Comentários de leitores

10 comentários

Quem tem medo do PT?

NARA JUNQUEIRA (Bancário)

Mal está a advocacia e os cursos de direito!! Engraçado que os doutos que aqui se apresentam para reclamar da escolha do saudado professor Fachin, embora se apresentem como pessoas do meio jurídico, e sabemos que a mentira se acomoda feliz ao pseudoanonimato do espaço virtual, demonstram desconhecer a nossa Carta de 1988. Talvez porque não lhes interesse, neste ponto, cumpri-la, respeitá-la e quiça comprometer-se com a sua supremacia kelseniana. Estudem nossa Carta Magna e depois chorem o demônio do PT. Mas nem por isso podem, ou devem, se declarar alienados ao ponto de ver no processo legítimo de nomeacão dos ministros do STF um passo perigoso à democracia e ao Estado de Direito. Está no texto constitucional e ponto. Assim também foi com a nomeação de Gilmar Mendes e outros tantos. Alguém viu na nomeação desse senhor o dedo do capital financeiro? Alguém se incomodou com os indicados do FHC? Ah...não eram bolivarianos! Quanto ao PT, que entrou aqui por força da minha retórica, deve mesmo ter abalado as estruturas sociais da nossa sociedade, tanto que até mesmo quem se evoca no papel de lutar pela justiça (ou a advocacia perdeu o seu papel constitucional) dispensa o contraditório tão caro aos ordemamentos jurídicos mundo afora. Levem o Vaccari!! E de rodo, vamos nós atrás, sociedade brasileira, nessa democracia judicial saudada pela nata da intelectualidade jurídica desse nosso Brasil.

A luz que se apaga

sytote (Advogado Autônomo - Civil)

Esse indicado é petista e comunista de primeira hora. Se tomar posse irá mandar parar qualquer processo que involva petistas e comunistas. Lava-jato, bnds. e outros !! quem duvída aguarde "!!!!

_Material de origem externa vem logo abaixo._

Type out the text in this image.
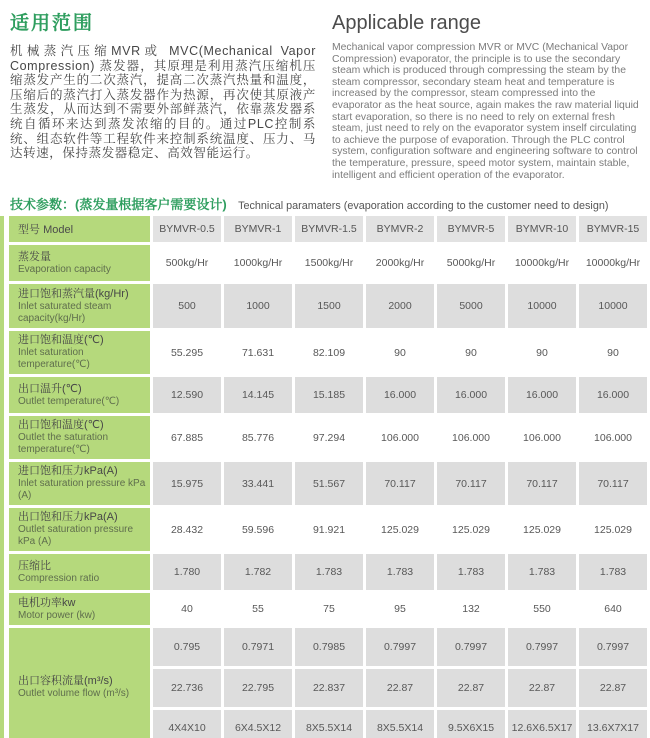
适用范围

机械蒸汽压缩MVR或 MVC(Mechanical Vapor Compression) 蒸发器，其原理是利用蒸汽压缩机压缩蒸发产生的二次蒸汽，提高二次蒸汽热量和温度，压缩后的蒸汽打入蒸发器作为热源，再次使其原液产生蒸发，从而达到不需要外部鲜蒸汽，依靠蒸发器系统自循环来达到蒸发浓缩的目的。通过PLC控制系统、组态软件等工程软件来控制系统温度、压力、马达转速，保持蒸发器稳定、高效智能运行。

Applicable range

Mechanical vapor compression MVR or MVC (Mechanical Vapor Compression) evaporator, the principle is to use the secondary steam which is produced through compressing the steam by the steam compressor, secondary steam heat and temperature is increased by the compressor, steam compressed into the evaporator as the heat source, again makes the raw material liquid start evaporation, so there is no need to rely on external fresh steam, just need to rely on the evaporator system inself circulating to achieve the purpose of evaporation. Through the PLC control system, configuration software and engineering software to control the temperature, pressure, speed motor system, maintain stable, intelligent and efficient operation of the evaporator.

技术参数：(蒸发量根据客户需要设计) Technical paramaters (evaporation according to the customer need to design)
型号 Model	BYMVR-0.5	BYMVR-1	BYMVR-1.5	BYMVR-2	BYMVR-5	BYMVR-10	BYMVR-15

蒸发量
Evaporation capacity	500kg/Hr	1000kg/Hr	1500kg/Hr	2000kg/Hr	5000kg/Hr	10000kg/Hr	10000kg/Hr

进口饱和蒸汽量(kg/Hr)
Inlet saturated steam capacity(kg/Hr)	500	1000	1500	2000	5000	10000	10000

进口饱和温度(℃)
Inlet saturation temperature(℃)	55.295	71.631	82.109	90	90	90	90

出口温升(℃)
Outlet temperature(℃)	12.590	14.145	15.185	16.000	16.000	16.000	16.000

出口饱和温度(℃)
Outlet the saturation temperature(℃)	67.885	85.776	97.294	106.000	106.000	106.000	106.000

进口饱和压力kPa(A)
Inlet saturation pressure kPa (A)	15.975	33.441	51.567	70.117	70.117	70.117	70.117

出口饱和压力kPa(A)
Outlet saturation pressure kPa (A)	28.432	59.596	91.921	125.029	125.029	125.029	125.029

压缩比
Compression ratio	1.780	1.782	1.783	1.783	1.783	1.783	1.783

电机功率kw
Motor power (kw)	40	55	75	95	132	550	640

出口容积流量(m³/s)
Outlet volume flow (m³/s)	0.795	0.7971	0.7985	0.7997	0.7997	0.7997	0.7997
	22.736	22.795	22.837	22.87	22.87	22.87	22.87
	4X4X10	6X4.5X12	8X5.5X14	8X5.5X14	9.5X6X15	12.6X6.5X17	13.6X7X17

Eleger ministros é solapar a democracia

Douglas Maranhão Marques (Estudante de Direito - Criminal)

Muito tenho escrito, ainda na graduação, acerca da impossibilidade democrática de eleições para ministros de uma Corte Suprema. Desde os argumentos de Bickel, em "The Least Dangerous Branch", ainda no começo da década de 1960, até a revisitação por Or Bassok da teoria contramajoritária, toda a filosofia constitucional erige-se num sentido claro: de que somente indivíduos que não devem se importar com a opinião pública - ou que possuem a devida "insularidade", nos termos do próprio Bickel - são capazes de defender o sentido de democracia contra a própria vontade da maioria que teoricamente a fomenta.
Com o perdão da petulância, publiquei há alguns meses um artigo sobre o tema na última edição da Revista E-Civitas, da Universidade de Belo Horizonte, que poderia esclarecer melhor o absurdo de se eleger um membro de um Supremo Tribunal. Bons exemplos de indicação indireta não faltam: Alemanha, Espanha, Estados Unidos, etc. Alardear politicamente o contrário é uma tentativa impensada de instalar o caos republicano.
De resto, excelente indicação da presidenta Dilma. Sou paranaense e desde meu primeiro ano na graduação ouço falar muito, muito bem acerca do indicado.